#173 Assets & Liabilities

Rich Dad Poor Dad

I first read Rich Dad Poor Dad by Robert Kiyosaki back when I was about 20 years old.  It was a great jumping off point to help me understand how money flowed and to learn the difference between an asset and a liability.  His way of thinking goes against the grain of conventional wisdom.  Even to the point of arguing that your home isn’t truly an asset because it takes money out of your pocket each and every month.


Assets & Liabilities w/ Jon Yolles

When I asked Jon how he explains assets and liabilities to a 12-year-old, here’s what he said.  “I think it's actually very simple.  An asset is anything that is yours, that is working for you.  A liability is somebody else's asset.”



Let’s use a house as an example.  If I own my home outright, that's my house.  I can sell it.  I can go to the bank and get a leverage mortgage.

On the other hand, if I own a house and I have a huge mortgage on it, I don’t really own that house.  I'm actually paying money to somebody else (the bank) to live in that house.  The bank loaned you the money to buy the house, therefore, it’s their asset and your liability.  It’s taking money out of your pocket every month in the form of a mortgage payment to the bank. 

Assets are things that you truly own.  Liabilities are what you owe.


Building Wealth

So, in order to build and create wealth, you have to have more assets than liabilities.  Let’s say you’re in the market to buy a home.  Now, most people can’t pay for a home outright in one swoop.  So, what do you do?  You go to a bank to borrow that money to purchase the house.  In this case the liability is necessary, but you want to make sure that you pay on the principle.

Nowadays people have way too many liabilities.  They’re racking up credit card debt on things they don’t need, not realizing the negative consequences.  Then, they get smacked with a massive credit card bill that they can’t pay off.  They’re stuck with a large balance; plus, the accruing interest the credit card company is charging them snowballs.

So, if you owed $10,000 and you couldn't pay it, and they're charging you 5% interest, now you owe 10,500.  It keeps growing and growing.  This is why liabilities can be so dangerous.  This is why it can be incredibly difficult to get out of credit card debt.


Buying a Property

Another scenario to think about is owning a rental property.  For example, let’s say you own a house or apartment unit that kicks back $200 in free cash flow.  “Free cash flow,” meaning you have $200 left over after you pay the monthly mortgage payment and other expenses.

Then, let’s say you have a liability that is costing you $200 per month.  Well, guess what?  Your asset just paid for your liability.  It’s a completely different way of operating.


The Flip Side

Using an asset to pay on liabilities in order to grow your personal wealth can be a fantastic strategy.  But what happens if your renters go away?  Now, you don’t have that free cash flow to pay for your liability.  So, now you have two liabilities that you have to worry about. 

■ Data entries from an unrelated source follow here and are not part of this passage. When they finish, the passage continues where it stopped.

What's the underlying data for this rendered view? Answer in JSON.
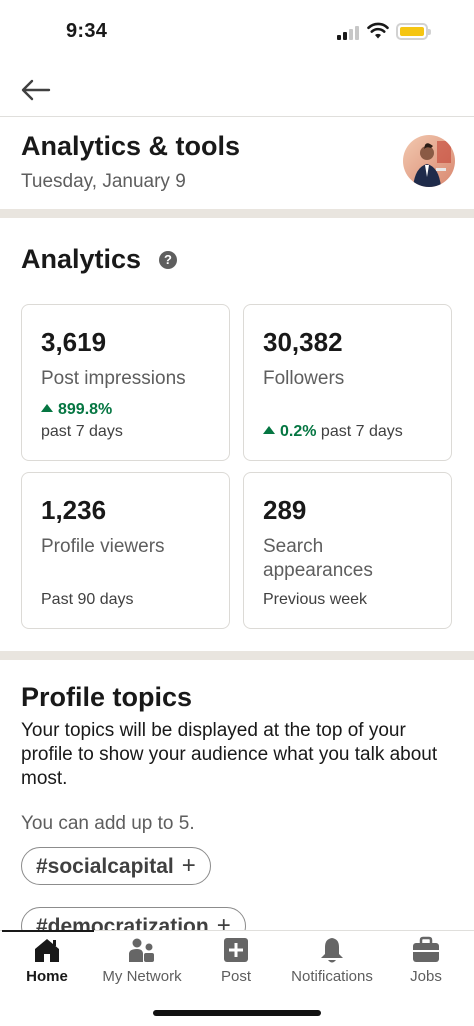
{
  "status_bar": {
    "time": "9:34"
  },
  "header": {
    "title": "Analytics & tools",
    "date": "Tuesday, January 9"
  },
  "analytics": {
    "title": "Analytics",
    "help_icon": "?",
    "cards": [
      {
        "value": "3,619",
        "label": "Post impressions",
        "change": "899.8%",
        "period": "past 7 days"
      },
      {
        "value": "30,382",
        "label": "Followers",
        "change": "0.2%",
        "period": "past 7 days"
      },
      {
        "value": "1,236",
        "label": "Profile viewers",
        "period": "Past 90 days"
      },
      {
        "value": "289",
        "label": "Search appearances",
        "period": "Previous week"
      }
    ]
  },
  "profile_topics": {
    "title": "Profile topics",
    "description": "Your topics will be displayed at the top of your profile to show your audience what you talk about most.",
    "limit_note": "You can add up to 5.",
    "chips": [
      {
        "label": "#socialcapital",
        "action": "+"
      },
      {
        "label": "#democratization",
        "action": "+"
      }
    ]
  },
  "bottom_nav": {
    "active": "Home",
    "items": [
      {
        "label": "Home",
        "icon": "home-icon"
      },
      {
        "label": "My Network",
        "icon": "network-icon"
      },
      {
        "label": "Post",
        "icon": "post-icon"
      },
      {
        "label": "Notifications",
        "icon": "bell-icon"
      },
      {
        "label": "Jobs",
        "icon": "briefcase-icon"
      }
    ]
  },
  "colors": {
    "positive": "#057642",
    "battery": "#f5c512",
    "divider": "#e9e5df"
  }
}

It is important to know that there is still risk involved.  If the risk makes you feel uneasy, only buy things you can afford.


What’s the Worst-Case Scenario?

What’s the worst position you could potentially be in?  What happens if you lose your job?  Am I going to get evicted?  Is my car going to get repossessed?  Asking yourself these questions, and the revisiting them depending on what’s going on in the market is important.  Why?  Because it protects your downside.

Just look what happened in 2008 with the housing crisis.  You had tons of people that owned real estate and were renting out their units, right?  Then, boom gone.  The housing market crashed, and all the equity they had in it was gone.  People were stuck paying more for a mortgage than their house was worth.  You bought a house for $800,000, got a $600,000 loan on it, and now the house is worth $400,000.

This is why it’s important to understand exactly what you’re getting yourself into.


Paying Yourself First

Let’s say you make $4,000 after taxes.  Your goal should be to give somebody else the least amount of money possible.  Jon Yolles refers to this process as paying yourself first.  Pay yourself before you pay the bank.

You want to have more assets than liabilities.

So, if I get paid $4,000, I want to make sure I have assets and investments in the bank first.  Then, I’ll make my car payment.  Maybe that car payment is too expensive?  Maybe you don’t really need it. 

What’s the norm?  People paying the bank first.  They pay their car payment, grocery bill, and vacations before paying themselves.  All of a sudden, they’re running deficits every month.

In America we’re unfortunately in a culture of borrowing.  It’s no coincidence that companies send credit card offers to kids in college.  Kids sign up for their first credit card and what happens?  They rack up countless dollars of debt, they get out of college, and then they wondered what the heck happened. 

A good rule of thumb?  Strive to have more assets than liabilities.